1. **Back up anything not in git / Terraform / Secret Manager first.** The one piece of live state that is in
   *none* of those is the **LiteLLM Postgres** (`litellm-pg`, CNPG `instances: 1`, **no backups**): it holds
   the virtual keys and spend history. A teardown destroys its PD permanently. If that data matters, dump it:

   ```sh theme={"theme":{"light":"github-light","dark":"github-dark"}}
   kubectl -n litellm exec -it litellm-pg-1 -- pg_dump -U postgres litellm > litellm-$(date +%F).sql
   ```

   (Today's keys/spend are demo/validation data and are re-mintable; skip the dump if you don't care.)
2. **Ordered teardown of `ai-dev`** via §C (Gateways → PVCs/PDs → cluster).
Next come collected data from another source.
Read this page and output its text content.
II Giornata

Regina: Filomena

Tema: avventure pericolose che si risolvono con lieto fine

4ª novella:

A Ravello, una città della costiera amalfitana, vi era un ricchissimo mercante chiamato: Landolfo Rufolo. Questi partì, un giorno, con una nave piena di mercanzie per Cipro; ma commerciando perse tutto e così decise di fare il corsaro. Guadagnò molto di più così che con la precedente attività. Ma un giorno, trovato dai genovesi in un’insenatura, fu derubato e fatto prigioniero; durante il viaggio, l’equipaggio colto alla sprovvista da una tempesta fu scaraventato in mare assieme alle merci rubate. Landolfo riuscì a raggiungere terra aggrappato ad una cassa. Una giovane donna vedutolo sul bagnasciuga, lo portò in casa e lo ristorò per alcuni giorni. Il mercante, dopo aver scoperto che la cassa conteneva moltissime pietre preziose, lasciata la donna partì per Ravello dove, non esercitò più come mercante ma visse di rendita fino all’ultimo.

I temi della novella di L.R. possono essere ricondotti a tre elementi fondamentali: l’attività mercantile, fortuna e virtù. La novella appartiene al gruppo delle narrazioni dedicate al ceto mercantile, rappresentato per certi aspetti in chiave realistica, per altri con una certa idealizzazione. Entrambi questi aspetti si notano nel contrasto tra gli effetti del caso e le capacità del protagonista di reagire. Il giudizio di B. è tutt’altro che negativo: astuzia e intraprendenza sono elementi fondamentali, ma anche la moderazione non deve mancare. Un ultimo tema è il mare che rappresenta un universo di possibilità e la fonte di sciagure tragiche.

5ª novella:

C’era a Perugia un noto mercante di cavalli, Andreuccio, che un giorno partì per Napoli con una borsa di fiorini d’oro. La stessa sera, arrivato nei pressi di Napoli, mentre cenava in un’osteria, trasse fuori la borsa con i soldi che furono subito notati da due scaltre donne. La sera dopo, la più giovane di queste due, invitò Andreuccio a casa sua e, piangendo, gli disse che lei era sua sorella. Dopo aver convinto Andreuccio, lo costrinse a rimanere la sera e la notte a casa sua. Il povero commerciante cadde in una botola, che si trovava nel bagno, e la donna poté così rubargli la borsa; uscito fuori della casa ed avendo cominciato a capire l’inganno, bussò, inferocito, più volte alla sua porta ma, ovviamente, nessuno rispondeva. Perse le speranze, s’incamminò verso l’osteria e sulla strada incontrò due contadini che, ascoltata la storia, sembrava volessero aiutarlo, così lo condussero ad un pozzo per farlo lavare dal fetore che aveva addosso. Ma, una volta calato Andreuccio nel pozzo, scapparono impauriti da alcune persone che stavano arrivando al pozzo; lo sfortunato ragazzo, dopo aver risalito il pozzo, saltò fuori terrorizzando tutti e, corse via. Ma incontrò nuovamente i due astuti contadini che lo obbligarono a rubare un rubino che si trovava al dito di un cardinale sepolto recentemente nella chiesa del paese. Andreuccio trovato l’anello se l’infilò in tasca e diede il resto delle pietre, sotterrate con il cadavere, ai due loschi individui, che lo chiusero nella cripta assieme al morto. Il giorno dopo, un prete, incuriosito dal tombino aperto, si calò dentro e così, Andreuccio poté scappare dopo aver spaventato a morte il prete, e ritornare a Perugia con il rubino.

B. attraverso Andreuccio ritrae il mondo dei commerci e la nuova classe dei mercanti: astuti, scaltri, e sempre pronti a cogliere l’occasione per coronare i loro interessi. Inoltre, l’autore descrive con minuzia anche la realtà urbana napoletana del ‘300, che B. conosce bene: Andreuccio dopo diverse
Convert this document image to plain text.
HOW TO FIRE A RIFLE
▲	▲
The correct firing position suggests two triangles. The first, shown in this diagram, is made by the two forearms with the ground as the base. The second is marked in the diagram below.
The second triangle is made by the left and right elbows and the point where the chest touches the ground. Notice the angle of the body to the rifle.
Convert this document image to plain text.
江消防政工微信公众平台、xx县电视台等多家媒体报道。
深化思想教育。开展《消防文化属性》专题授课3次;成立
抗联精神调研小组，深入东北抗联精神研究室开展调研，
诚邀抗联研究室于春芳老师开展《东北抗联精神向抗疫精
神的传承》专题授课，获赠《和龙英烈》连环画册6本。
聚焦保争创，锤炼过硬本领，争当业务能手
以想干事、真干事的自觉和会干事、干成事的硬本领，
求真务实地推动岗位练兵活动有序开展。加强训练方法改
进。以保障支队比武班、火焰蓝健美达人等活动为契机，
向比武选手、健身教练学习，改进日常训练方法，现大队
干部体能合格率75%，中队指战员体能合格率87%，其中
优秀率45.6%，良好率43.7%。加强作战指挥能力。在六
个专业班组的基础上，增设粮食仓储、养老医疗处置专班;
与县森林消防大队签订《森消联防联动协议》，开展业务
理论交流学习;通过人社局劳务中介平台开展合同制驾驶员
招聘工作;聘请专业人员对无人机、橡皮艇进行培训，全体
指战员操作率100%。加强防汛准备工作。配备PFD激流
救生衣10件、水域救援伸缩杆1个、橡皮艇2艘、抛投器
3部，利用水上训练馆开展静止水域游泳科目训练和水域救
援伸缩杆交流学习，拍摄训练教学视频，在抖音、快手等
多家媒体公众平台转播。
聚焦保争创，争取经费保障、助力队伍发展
The live cluster is script-created,
   so delete it with the §C.5 `gcloud container clusters delete` path, **not** `make tf-destroy` (empty state).
   Run the §C.7 audit, confirm no stranded forwarding-rules / IPs / disks.
3. **First real apply**: this creates the live cluster from IaC:

   ```sh theme={"theme":{"light":"github-light","dark":"github-dark"}}
   make tf-init && make tf-plan && make tf-apply
   make bootstrap && make argocd-repo
   make root PROFILE=platform && make doctor PROFILE=platform
   # then serving / llm-gateway / full per the per-profile bring-up matrix
   ```

   Secrets in Secret Manager are retained (free at rest); ESO re-materializes them, so you do **not** re-seed
   them. Note the rebuilt cluster's nodes use the dedicated node SA (`gke-ai-dev-nodes`), not the old default
   compute SA, intended (least-privilege), but node identity is not byte-identical to the retired cluster.